Key Implementation Details

The service is deliberately simple:

// Start a job
POST /jobs
{
  "prompt": "Create a todo list with priority levels and due dates"
}

// Check status
GET /jobs/:jobId
{
  "status": "processing",
  "turns": 3,
  "currentStep": "Validating component syntax..."
}

// Get the result
GET /jobs/:jobId/file
// Returns the validated React component

The magic happens in the Claude Code configuration:

const query = `
Generate a React component based on this request: ${prompt}
Rules:
- Self-contained with all imports
- Use only standard React hooks
- Include error boundaries
- Validate all props
- Test the component logic
`;

const { status } = await client.codeQuery({
  query,
  config: { maxTurns: 10 }
});

The Catalog System

One breakthrough was adding a /catalog directory of example components. Claude Code can search through these for patterns and best practices:

catalog/
├── TodoWithFilters.tsx
├── PriorityTodoList.tsx
├── KanbanBoard.tsx
└── ShoppingList.tsx

This gives the AI concrete examples to reference, dramatically improving the quality and consistency of generated components.

Results and Learnings

The shift from one-shot to agentic generation has been transformative:

Success rate: From ~60% to >95% for working components
Error handling: Users never see React errors
Iteration time: 10-30 seconds for a fully validated component
User confidence: No more “will this work?” anxiety

What’s Next

The MVP is deliberately minimal, but the foundation enables exciting possibilities:

Real-time updates via WebSockets
Component testing with automated test generation
Version history to track iterations
Collaborative editing for team environments
Performance optimization through caching

Reflections on AI Development

This journey taught me several lessons about building with AI:

One-shot is rarely enough - Real-world applications need iteration
Context is king - Examples and references dramatically improve output
Validation matters - Never trust, always verify
User experience trumps technology - Hide complexity, deliver value
Simple infrastructure wins - Start minimal, expand based on needs

The evolution from artifacts to agents represents a fundamental shift in how we think about AI-assisted development.
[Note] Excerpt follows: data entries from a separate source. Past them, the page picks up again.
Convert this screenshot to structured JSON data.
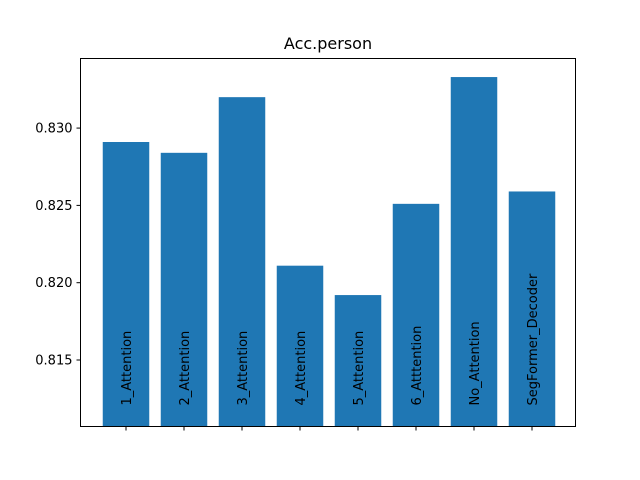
{
  "chart_data": {
    "type": "bar",
    "title": "Acc.person",
    "xlabel": "",
    "ylabel": "",
    "categories": [
      "1_Attention",
      "2_Attention",
      "3_Attention",
      "4_Attention",
      "5_Attention",
      "6_Atttention",
      "No_Attention",
      "SegFormer_Decoder"
    ],
    "values": [
      0.8291,
      0.8284,
      0.832,
      0.8211,
      0.8192,
      0.8251,
      0.8333,
      0.8259
    ],
    "ylim": [
      0.8107,
      0.8345
    ],
    "yticks": [
      0.815,
      0.82,
      0.825,
      0.83
    ],
    "ytick_labels": [
      "0.815",
      "0.820",
      "0.825",
      "0.830"
    ],
    "bar_color": "#1f77b4",
    "grid": false,
    "legend": "none",
    "category_labels_inside_bars": true
  }
}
It’s not about getting it right the first time—it’s about creating systems that can refine, improve, and deliver reliable results.

Try It Yourself

The Cloud Run service code is designed to be minimal and deployable. With just an Anthropic API key and a Google Cloud project, you can have your own agentic component generator running in minutes.

Code and Resources

The implementation focused on simplicity and reliability:

No complex databases - Just Cloud Storage for persistence
No Redis queues - Simple in-memory job tracking
No authentication - Add it when you need it
No fancy frameworks - Just Express.js and the Claude SDK

This minimal approach means you can understand the entire system quickly and extend it based on your specific needs. Sometimes the best architecture is the one you don’t have to explain.

The journey from Claude artifacts to a production-ready agentic system shows how AI development is evolving. We’re moving beyond simple prompts to building intelligent systems that can iterate, learn, and deliver consistent results. The future isn’t just about AI that can code—it’s about AI that codes like a developer: iteratively, thoughtfully, and with the end user always in mind.